Customers love the word FREE even more than you expect. The more you can claim something is a freebie, the more motivated your customers will be to get it. Free delivery is an additional incentive for customers who are more likely to buy something else just to exceed the order threshold to attain it. Then, customers feel that instead of paying for the shipment, they will pay as much when buying another product and therefore save money in the process. The price threshold for free shipping not only protects your store from overcharging shipping costs, but is also a way of motivating customers to buy more products through bundling.
The Endowment Effect
As customers value things more when they feel they own them, you can offer them a sense of ownership over coupons and sales promotions to increase engagement, and consequently sales. How to do that? The research suggests that one way to give customers a sense of ownership over promotions is to offer them a coupon that behaves or feels more like a savings card or a digital wallet.
Gift cards do the trick, too, as they feel more permanent than a random coupon code. The way you phrase your promotions also matters. Try to use phrases like “Here’s your 25$” or “We’ve added 10$ to your card.”
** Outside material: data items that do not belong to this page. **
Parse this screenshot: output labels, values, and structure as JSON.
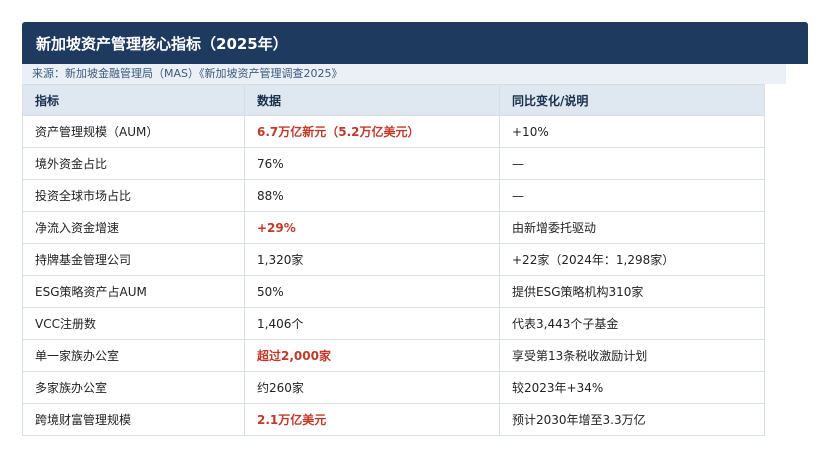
{
  "title": "新加坡资产管理核心指标（2025年）",
  "source": "来源：新加坡金融管理局（MAS）《新加坡资产管理调查2025》",
  "columns": [
    "指标",
    "数据",
    "同比变化/说明"
  ],
  "rows": [
    {
      "metric": "资产管理规模（AUM）",
      "value": "6.7万亿新元（5.2万亿美元）",
      "note": "+10%",
      "highlight": true
    },
    {
      "metric": "境外资金占比",
      "value": "76%",
      "note": "—",
      "highlight": false
    },
    {
      "metric": "投资全球市场占比",
      "value": "88%",
      "note": "—",
      "highlight": false
    },
    {
      "metric": "净流入资金增速",
      "value": "+29%",
      "note": "由新增委托驱动",
      "highlight": true
    },
    {
      "metric": "持牌基金管理公司",
      "value": "1,320家",
      "note": "+22家（2024年：1,298家）",
      "highlight": false
    },
    {
      "metric": "ESG策略资产占AUM",
      "value": "50%",
      "note": "提供ESG策略机构310家",
      "highlight": false
    },
    {
      "metric": "VCC注册数",
      "value": "1,406个",
      "note": "代表3,443个子基金",
      "highlight": false
    },
    {
      "metric": "单一家族办公室",
      "value": "超过2,000家",
      "note": "享受第13条税收激励计划",
      "highlight": true
    },
    {
      "metric": "多家族办公室",
      "value": "约260家",
      "note": "较2023年+34%",
      "highlight": false
    },
    {
      "metric": "跨境财富管理规模",
      "value": "2.1万亿美元",
      "note": "预计2030年增至3.3万亿",
      "highlight": true
    }
  ]
}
The power of product comparisons
Another interesting promotion psychology example is the Decoy Effect. This effect occurs when customers opt for the third option (the decoy) when faced with two other choices. For example, if you have an expensive product A with all features and a product C that’s cheaper but missing in functionality, the purchase of the product B which is reasonably priced and offers essential functionality would be considered a bargain.
The Decoy Effect highlights the fact that you need to be aware of what product options you put in front of your customers (and how you do it). That means you need to consider how customers will make trade-offs between products, and whether you may already have items acting as decoys.
Why does the sense of doing good make customers spend more?
The Licensing Effect occurs when people are more likely to act in a morally bad way after doing something morally good. Why does this happen? The performance of the morally positive act boosts our positive self-concept, which later on licenses the choice of a more self-indulgent and option.
This psychological effect can be successfully incorporated into your sales strategy by highlighting the good customers bring by purchasing your products or services. You simply need to give your customers a reason to feel moral (or morally superior) by shopping with you. Brands that have some form of social conscientiousness built into them should be sure to prominently display this fact: “By shopping with us, you are doing X good thing!”
The psychology of demographic affinity
Most businesses fail to utilize the full power behind incorporating demographic information into their marketing strategy. In most cases, the usage of demographic data revolves around which ads to show which customer group. However, this data can be leveraged to do so much more. Customers wanting to form a coherent identity and searching for the sense of affinity will be more likely persuaded by identity marketing.
Demographic data allows you to construct similar appeals – “4 out of 5 men prefer X” or “2 out of 3 San Franciscans like Y” will be much more persuasive than simply targeting men from San Francisco with ads for X and Y. Instead of targeting demographic, you should focus your marketing efforts on targeting identities.
Sales promotions are a key ingredient to boosting customer engagement and loyalty with your brand. Why? The answer is surprisingly simple – people love to get good deals, or at least, the feeling that comes with getting a deal. The Reference Pricing Effect is all about building this positive feeling that comes with finding a bargain.
One of the most direct ways to influence customer perception of what deal they are actually getting is by using reference prices. This trick is simple – instead of presenting only the price that customers have to pay, make sure to include another product price that makes the first choice look like a good deal. This is why it is important to highlight the previous price during sale.